In his brief, accused-appellant
Mamerto Obosa contends that the court a quo erred in:
“I. . . . NOT ACQUITTING THE ACCUSED OF THE CRIME OF MURDER CONSIDERING THAT THE EVIDENCE ADDUCED BY THE PROSECUTION IS INSUFFICIENT TO PROVE THE GUILT OF HEREIN ACCUSED BEYOND REASONABLE DOUBT.
“II. . . . CONVICTING THE ACCUSED FOR THE CRIME OF MURDER ON THE BASIS OF PURE CIRCUMSTANTIAL EVIDENCE.

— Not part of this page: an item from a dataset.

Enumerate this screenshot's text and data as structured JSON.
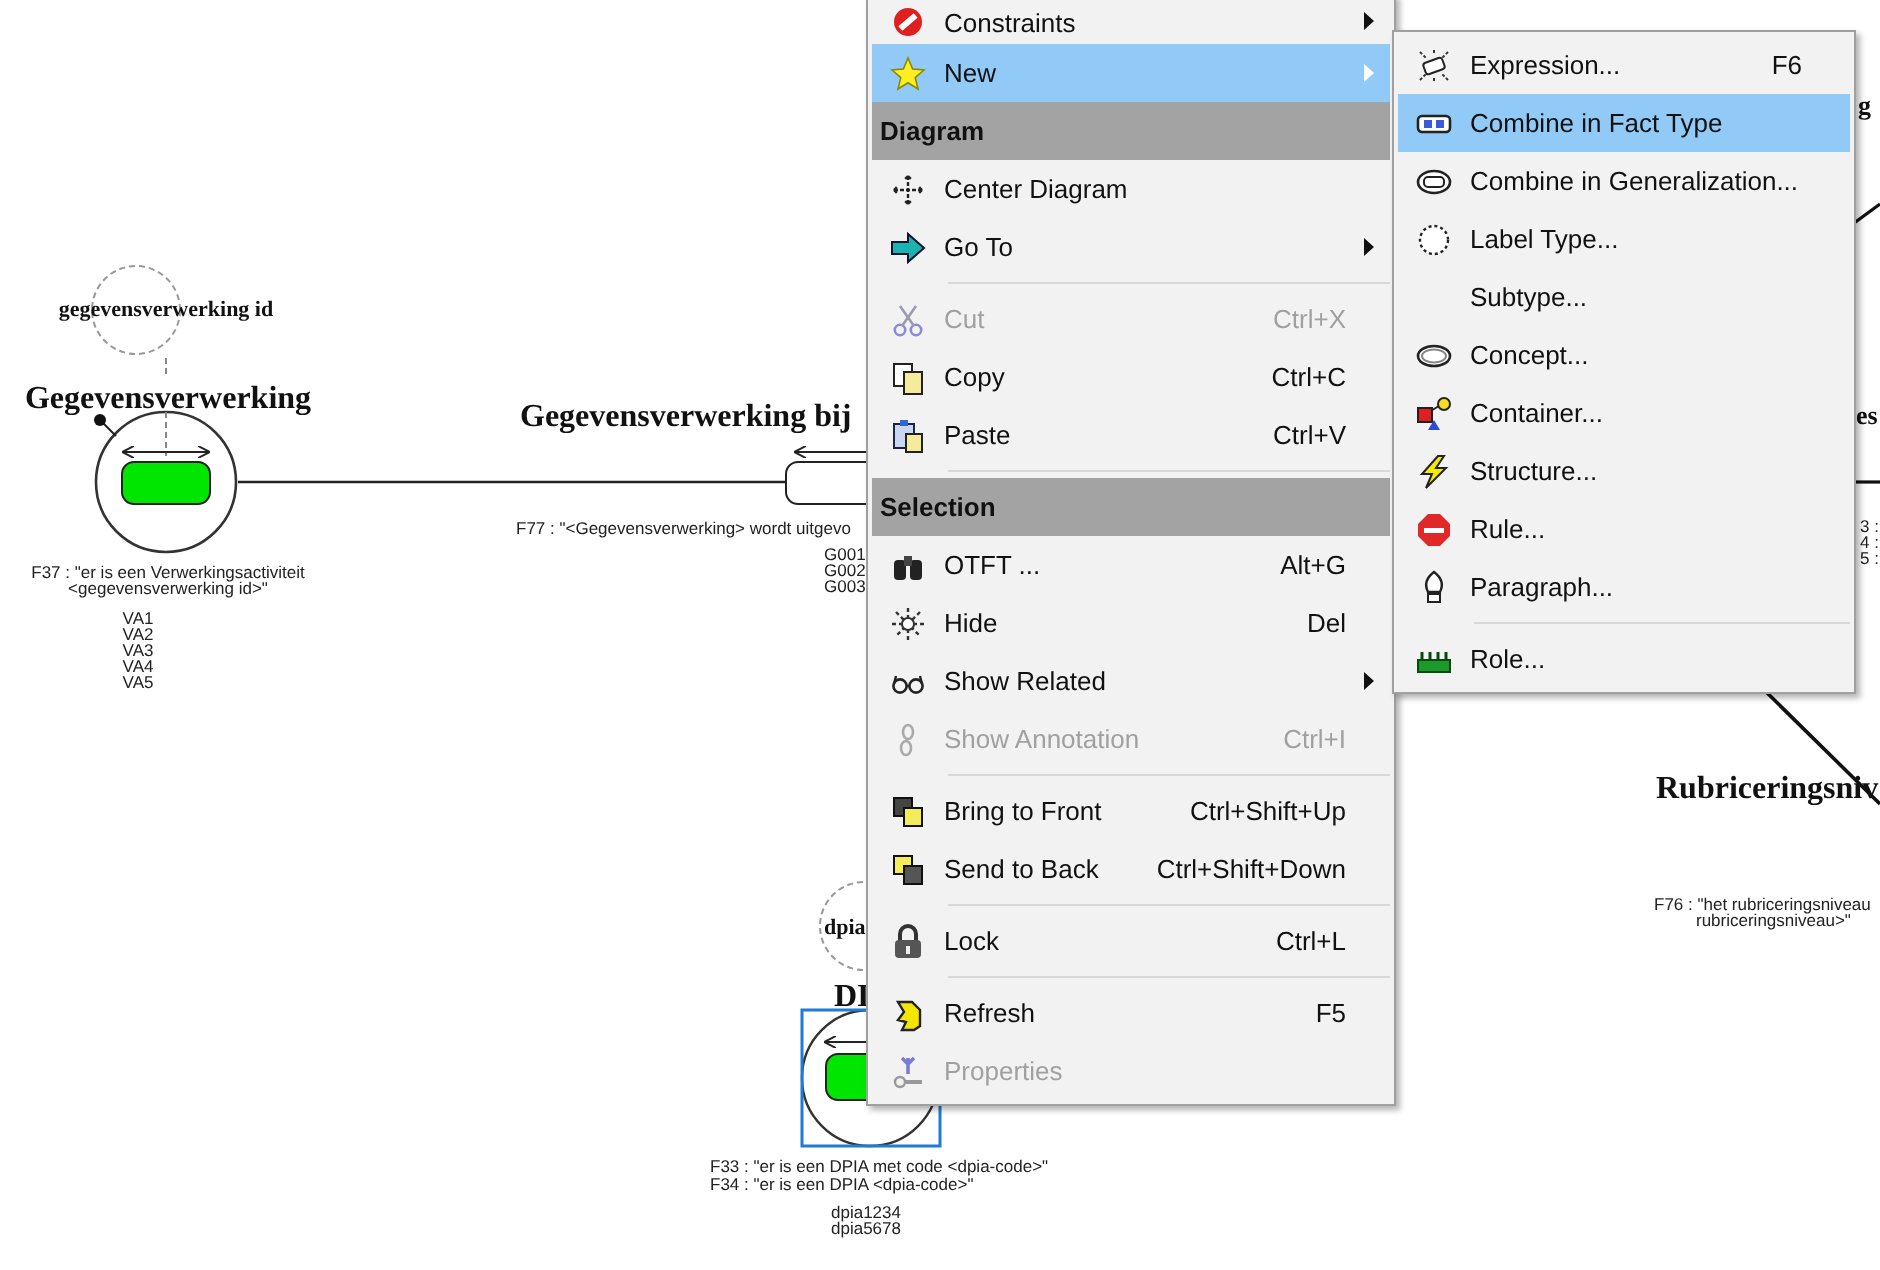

“III. . . . NOT PROPERLY APPRECIATING THE DEFENSE OF ALIBI
RAISED BY THE ACCUSED AND
CORROBORATED BY OTHER
WITNESSES.”[17]
Thus, the core issues in
this case are, essentially, the credibility of witnesses and the sufficiency of
circumstantial evidence to warrant the conviction of appellant of murder.
It is a well-entrenched
doctrine that appellate courts will generally not disturb the assessment of the
trial court regarding the credibility of witnesses since the latter court is in
a better position to decide the question, having heard the witnesses themselves
and observed their deportment and manner of testifying during the trial.[18] However, the rule
admits of certain exceptions, namely: (1) when patent inconsistencies in the
statements of witnesses are ignored by the trial court, or (2) when the
conclusions arrived at are clearly unsupported by the evidence.[19] We shall,
therefore, determine whether these exceptions are present in the case at bar.
The trial court gave full
credence to the testimonies of the prosecution witnesses and convicted
appellant of the crime charged.
However, he assails the credibility of
Jenny Lora, the principal witness for the prosecution, because of her
conflicting sworn statements given to the police and the inconsistencies in her
testimony before the trial court.
Upon a thorough perusal
of the records, we find the testimony of Jenny Lora credible even if she
executed conflicting sworn statements before the police. Admittedly, in her first sworn statement,
she failed to name the perpetrator of the crime, but she identified appellant
in her second sworn statement. She
explained that he was beside her at that time and coerced her what to
state. When she executed her second
sworn statement, he was no longer present.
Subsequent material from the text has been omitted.